Are Israelis hard to work with? Depends on who you ask. These behaviors above can be spun in a very positive way (see “Start-up Nation”[2]); we create small elite teams that solve ultra-hard problems for huge corporations, and you usually find Israelis at important decision points in various companies just because we have the guts to decide and lead. After having lived in various places I can easily argue each stance, and frankly, both are true.

[1]

[2]
FraudSciences, a company I helped grow and that was acquired by PayPal, appears in one of the first chapters. Knowing how the story really went I can tell you that, indeed, the book makes us look much less brash than we were.

Payments: Why does the payment industry lack technical and UX innovation?

This is a great question and I don’t have a good answer for it.
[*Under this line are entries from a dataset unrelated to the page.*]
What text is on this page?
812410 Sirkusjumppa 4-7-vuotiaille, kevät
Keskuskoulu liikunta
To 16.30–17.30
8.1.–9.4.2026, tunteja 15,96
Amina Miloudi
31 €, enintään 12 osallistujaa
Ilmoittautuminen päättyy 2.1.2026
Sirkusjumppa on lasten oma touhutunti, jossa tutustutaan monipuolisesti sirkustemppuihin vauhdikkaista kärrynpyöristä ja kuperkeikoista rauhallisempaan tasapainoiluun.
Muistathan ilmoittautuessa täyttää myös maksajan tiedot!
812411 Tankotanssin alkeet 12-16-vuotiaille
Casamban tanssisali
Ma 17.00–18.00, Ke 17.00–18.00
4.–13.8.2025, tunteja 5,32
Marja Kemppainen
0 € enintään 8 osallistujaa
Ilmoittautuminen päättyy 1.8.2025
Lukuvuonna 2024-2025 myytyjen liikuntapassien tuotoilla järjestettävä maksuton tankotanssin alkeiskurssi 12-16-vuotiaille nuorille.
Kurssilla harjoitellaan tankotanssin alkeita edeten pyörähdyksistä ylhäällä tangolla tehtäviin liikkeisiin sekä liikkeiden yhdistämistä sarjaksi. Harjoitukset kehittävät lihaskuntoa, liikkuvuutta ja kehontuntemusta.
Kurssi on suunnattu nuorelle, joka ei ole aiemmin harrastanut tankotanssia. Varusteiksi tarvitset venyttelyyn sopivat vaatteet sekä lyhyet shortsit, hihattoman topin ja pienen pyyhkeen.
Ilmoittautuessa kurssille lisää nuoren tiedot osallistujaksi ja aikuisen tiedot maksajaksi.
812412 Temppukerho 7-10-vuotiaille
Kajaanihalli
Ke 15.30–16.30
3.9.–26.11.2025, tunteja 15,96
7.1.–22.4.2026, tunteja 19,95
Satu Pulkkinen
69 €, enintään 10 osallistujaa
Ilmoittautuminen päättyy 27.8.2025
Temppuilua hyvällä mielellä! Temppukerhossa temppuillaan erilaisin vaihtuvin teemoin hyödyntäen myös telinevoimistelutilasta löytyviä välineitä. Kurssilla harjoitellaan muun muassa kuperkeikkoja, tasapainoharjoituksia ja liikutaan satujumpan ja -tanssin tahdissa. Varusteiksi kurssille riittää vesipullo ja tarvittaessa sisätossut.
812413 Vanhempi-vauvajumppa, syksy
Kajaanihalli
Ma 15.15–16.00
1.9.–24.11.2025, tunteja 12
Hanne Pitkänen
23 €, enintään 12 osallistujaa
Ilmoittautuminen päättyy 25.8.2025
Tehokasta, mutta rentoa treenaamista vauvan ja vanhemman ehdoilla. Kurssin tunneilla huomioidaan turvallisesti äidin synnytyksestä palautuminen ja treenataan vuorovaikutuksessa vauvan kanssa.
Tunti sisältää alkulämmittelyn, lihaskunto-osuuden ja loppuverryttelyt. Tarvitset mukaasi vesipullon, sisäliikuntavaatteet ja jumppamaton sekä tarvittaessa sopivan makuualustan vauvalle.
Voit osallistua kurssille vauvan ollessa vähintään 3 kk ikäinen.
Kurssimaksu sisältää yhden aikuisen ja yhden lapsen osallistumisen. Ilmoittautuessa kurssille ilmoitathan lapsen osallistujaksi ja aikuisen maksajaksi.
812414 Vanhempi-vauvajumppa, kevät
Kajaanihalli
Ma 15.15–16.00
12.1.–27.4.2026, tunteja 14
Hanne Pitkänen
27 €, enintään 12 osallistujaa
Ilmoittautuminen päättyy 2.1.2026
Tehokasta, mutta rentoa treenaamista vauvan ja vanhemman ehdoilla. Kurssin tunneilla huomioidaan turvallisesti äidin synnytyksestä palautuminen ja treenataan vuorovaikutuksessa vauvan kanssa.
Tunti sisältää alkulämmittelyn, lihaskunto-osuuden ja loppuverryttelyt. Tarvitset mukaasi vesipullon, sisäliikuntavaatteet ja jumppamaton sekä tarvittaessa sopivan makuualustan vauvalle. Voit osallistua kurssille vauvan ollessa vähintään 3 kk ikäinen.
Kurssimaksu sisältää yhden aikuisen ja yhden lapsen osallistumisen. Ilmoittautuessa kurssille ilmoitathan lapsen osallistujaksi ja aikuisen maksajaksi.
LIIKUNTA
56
I do, however, have a few uneducated guesses.

  • Regulation: innovating in payments requires working with regulators and privacy concerns, and any new concept introduced requires a lot of convincing. This requires a lot of energy, taking focus away from innovation. By the time someone is done with their first payments company they are so done with the field that all of their valuable experience is never used.
  • Features, not products: most of the attempts to innovate in payments have not been viable products but rather improvements to existing options, Stripe included. Innovating in payments requires deep industry understanding because most of what you do in payments is under the hood. As a result, companies start with some novel idea, and then meet the realities of the business and wither away quickly (related to the previous bullet).
  • Stagnation in large players: once you’re big enough in payments, you’ve made so many compromises and adaptations to your system to work with regulators, acquirers, collection companies and other players in this fragmented market that you’re both worried about innovating since stuff break all the time, and unable to innovate because of your current solution’s limitations.
  • High barriers to entry: finally, as I keep noting, the two huge barriers in setting up most payment services are access to capital and user adoption. Most companies fail these, way before they can bring any innovation to market.

That said, I think that Braintree (payments company) and Stripe (company) are making interesting, innovating moves in the gateway segment and Square, Inc. is reinventing UX for offline purchases (and, a plug, at Klarna we are doing something new in eCommerce payments). There are things to look for.